Depuis le début, le MR défend un principe clair : le chômage doit être une protection temporaire, pas une situation qui s’installe durablement. Limiter les allocations dans le temps doit permettre de mieux accompagner les demandeurs d’emploi vers un retour à l’activité et de mieux valoriser le travail.

Les nouveaux chiffres de l’ONEM montrent aujourd’hui un effet d’anticipation de la réforme. De nombreux demandeurs d’emploi n’attendent pas leur fin de droit pour reprendre une activité.

En mars, 19.839 personnes sorties spontanément du chômage ont accédé à un emploi salarié. En y ajoutant celles ayant retrouvé un emploi après leur fin de droit, 33,2 % de l’ensemble des sorties du chômage enregistrées durant le mois ont débouché sur un emploi salarié.

Autre évolution majeure : en juillet 2026, le nombre de chômeurs complets indemnisés avait diminué de 42,8 % en un an. Pour les personnes au chômage depuis au moins deux ans, la baisse atteint même 79,2 %.

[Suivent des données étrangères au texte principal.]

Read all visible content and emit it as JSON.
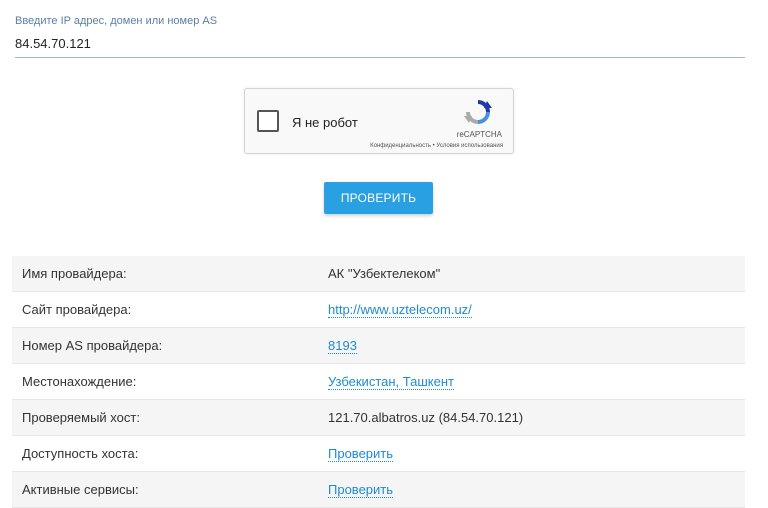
{
  "form": {
    "label": "Введите IP адрес, домен или номер AS",
    "value": "84.54.70.121"
  },
  "recaptcha": {
    "label": "Я не робот",
    "brand": "reCAPTCHA",
    "terms": "Конфиденциальность • Условия использования",
    "icon": "recaptcha-logo-icon"
  },
  "check_button": {
    "label": "ПРОВЕРИТЬ",
    "color": "#29a0e2"
  },
  "info": {
    "rows": [
      {
        "key": "Имя провайдера:",
        "value": "АК \"Узбектелеком\"",
        "link": false
      },
      {
        "key": "Сайт провайдера:",
        "value": "http://www.uztelecom.uz/",
        "link": true
      },
      {
        "key": "Номер AS провайдера:",
        "value": "8193",
        "link": true
      },
      {
        "key": "Местонахождение:",
        "value": "Узбекистан, Ташкент",
        "link": true
      },
      {
        "key": "Проверяемый хост:",
        "value": "121.70.albatros.uz (84.54.70.121)",
        "link": false
      },
      {
        "key": "Доступность хоста:",
        "value": "Проверить",
        "link": true
      },
      {
        "key": "Активные сервисы:",
        "value": "Проверить",
        "link": true
      }
    ]
  }
}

Ces données devront encore être analysées dans la durée, notamment pour mesurer la stabilité des emplois retrouvés. Mais elles confortent déjà le choix porté par David Clarinval et le MR : responsabiliser davantage, remettre le travail au centre et offrir de vraies perspectives de retour à l’emploi.

La réforme vient par ailleurs d’être largement validée par la Cour constitutionnelle, à l’exception d’une disposition concernant la période transitoire.

Pour le MR, le cap reste le même : faire du travail le meilleur moteur d’émancipation et s’assurer que notre modèle social soutienne en priorité le retour vers l’emploi.